Yoksulluk Kitabı Alıntıları - Sözleri

  • Kırılan kalbi onarmak zordur.
  • Kimse kimseye güvenmiyor, inanmiyor. Oysa tutunacak bir dala ne kadar ihtiyacımız var.
  • Kadere bak! Bir yanda karnım doyurmak için ekmek kavgası peşinde ko­ şanlar; öte yanda nasıl etsem de ekmeği kesip şu kilolardan kurtulsam diyenler.
  • Yaşın kaç? Yaşım otuz. Ama sen gel içime sor. Belki yetmiş, belki seksen yaşındayım. Çok çektim ben çok.
  • -Yaşın kaç? - yaşım otuz. Ama sen gel içime sor. belki yetmiş,belki seksen yaşındayım. çok çektim ben çok.
  • , kimi düşmanı dışarda, kimi içerde arar.
  • Kırılan kalbi onarmak zordur.
  • Umut bu dağın ardında belki, ama bu dağın ardı meçhul.
  • Yeter ki bir iyilik yap, at suya
  • Şurası çok mühim: Çağımızda insanlığın en büyük iki düşmanı vardır hız ve haz.
  • Eh ne denilmiş: "Gözden ırak olan gönülden de ırak olur."
  • "Bu devirde babana bile güvenmeyeceksin" sözünün altında yatan gerçek esasen maneviyat eksikliği ve ahlak buhranıdır.
  • "Aç görsen doyur, çıplak görsen giydir"
  • ancak göğsünde bir kalp taşıyan, gözyaşı dökmesini bilen, merhamet ve şefkat damarları kurumamış ahlak sahibi, mürüvvet sahibi fertler yapabilir.
  • Gerçekten ihtiyacınız olmayan hiç bir şeyi almayın. Unut­mayın istekler sonsuzdur. Kanaat en tükenmez hazinedir.

Yoksulluk Kitabı İncelemesi - Şahsi Yorumlar

Bizim Ülke Öncelikle herkese sağlıklı günler dileyerek başlıyorum.
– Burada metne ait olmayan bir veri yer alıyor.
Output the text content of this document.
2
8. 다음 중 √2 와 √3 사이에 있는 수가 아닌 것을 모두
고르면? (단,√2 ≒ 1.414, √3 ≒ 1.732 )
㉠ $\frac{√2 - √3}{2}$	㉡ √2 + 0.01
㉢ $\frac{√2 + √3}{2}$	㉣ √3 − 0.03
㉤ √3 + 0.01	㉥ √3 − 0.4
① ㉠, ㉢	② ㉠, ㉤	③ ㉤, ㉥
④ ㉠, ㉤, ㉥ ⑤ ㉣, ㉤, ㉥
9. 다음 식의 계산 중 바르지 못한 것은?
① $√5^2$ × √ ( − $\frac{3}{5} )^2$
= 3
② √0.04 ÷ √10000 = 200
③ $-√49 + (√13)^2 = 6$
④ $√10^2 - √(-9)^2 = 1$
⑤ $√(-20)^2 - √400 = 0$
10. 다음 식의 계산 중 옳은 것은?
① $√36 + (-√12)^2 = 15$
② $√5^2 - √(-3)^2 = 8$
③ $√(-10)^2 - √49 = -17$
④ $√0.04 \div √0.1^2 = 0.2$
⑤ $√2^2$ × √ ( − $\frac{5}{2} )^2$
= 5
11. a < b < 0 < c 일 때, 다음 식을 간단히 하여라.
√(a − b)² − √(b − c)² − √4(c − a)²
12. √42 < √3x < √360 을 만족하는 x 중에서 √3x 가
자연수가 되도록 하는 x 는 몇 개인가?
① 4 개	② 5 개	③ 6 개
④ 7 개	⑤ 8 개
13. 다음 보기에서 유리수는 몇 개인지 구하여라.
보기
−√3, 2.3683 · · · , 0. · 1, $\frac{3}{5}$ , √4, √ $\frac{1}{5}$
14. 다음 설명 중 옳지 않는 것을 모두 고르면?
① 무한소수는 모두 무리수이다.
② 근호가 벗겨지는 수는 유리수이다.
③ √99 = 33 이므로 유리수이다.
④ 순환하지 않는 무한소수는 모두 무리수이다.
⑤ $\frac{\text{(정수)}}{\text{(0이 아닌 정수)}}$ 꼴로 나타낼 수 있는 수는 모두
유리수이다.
Merhaba.. Kütüphaneden başka bir kitaba bakarken rafların arasında gözüme ilişen yazarın okuduğum 2. kitabı,isminden malum olacağı gibi yoksulluğun geçmiştede ne boyutlara geldiğini ülkemize kene gibi yapıştığını köşe yazılarında aktaran yazar,bazı yazılarında sığ kalmış olsada en azından ülkemizde çıkarsız,dürüst bir eleştiri yolu izlemiştir.Şuan tarafsız gazeteci,köşe yazarı vb insanların soyu nesli tükensede eskiden varmış demek ki,Doğruyu yanlışı tarafsız gözden bakarak anlattığı yıllar arasında hiçbir şey değişmediğini gözlemlemek ne kadar acı olsada yoksulluğun bir ülke problemi halini aldığını göstermişmonash.pw bir çözüm yolu dillendirmesede çözümün bizim gibi ülkelerde yolsuzlukla mücadele olacağı kanaati taşımaktayımonash.pwluğun olduğu yerde haksızlığın,kan emiciliğin,halkın ve hakkın savunucusunun kalmaması birazda toplumsal duyarsızlık ve nemelazımcılığı doğurduğu açıkça gözlenmişmonash.pw basit çözümü ise doğruyu cesaretlendirip,yanlışın karşısında dim dik durmaktan geçtiğini dile getirerek,Bu mükemmel potansiyelli ülkenin iki temel problemiyle sizi baş başa bırakıyorum. 1. CEHALET 2. İHANET Umarım birgün bu ülkede yazarın Zenginliğin Kitabı’nı yazması dileğmonash.pwz hoşçakalın. (Mustafa)

Yoksulluk kitabında adeta bir devrin fotoğrafını çekmiş Mustafa Kutlu. İnsanların neler çektiğimi nelere katlandığını ve "Yüzde beşin, yüzde doksan beşe tahakkümü" nü gözler önüne semiş. Özellikle sonrası neslin dikkatle okuması ve anlaması gereken bir kitap. Tarih tekerrürden ibarettir eğer ders almazsanız. Bu kitap sayesinde nereden nereye gelindiği, daha neler yapılması gerrktiği, nelere dikkat edilmesi gerektiği açıkça anlatılmış. Eğer hala %5 in tahakkümümün devam etmesini istemiyor isek kitap bize sorunu ve çözümü sunuyor. İyi okumalar (Şizofrenin Güncesi)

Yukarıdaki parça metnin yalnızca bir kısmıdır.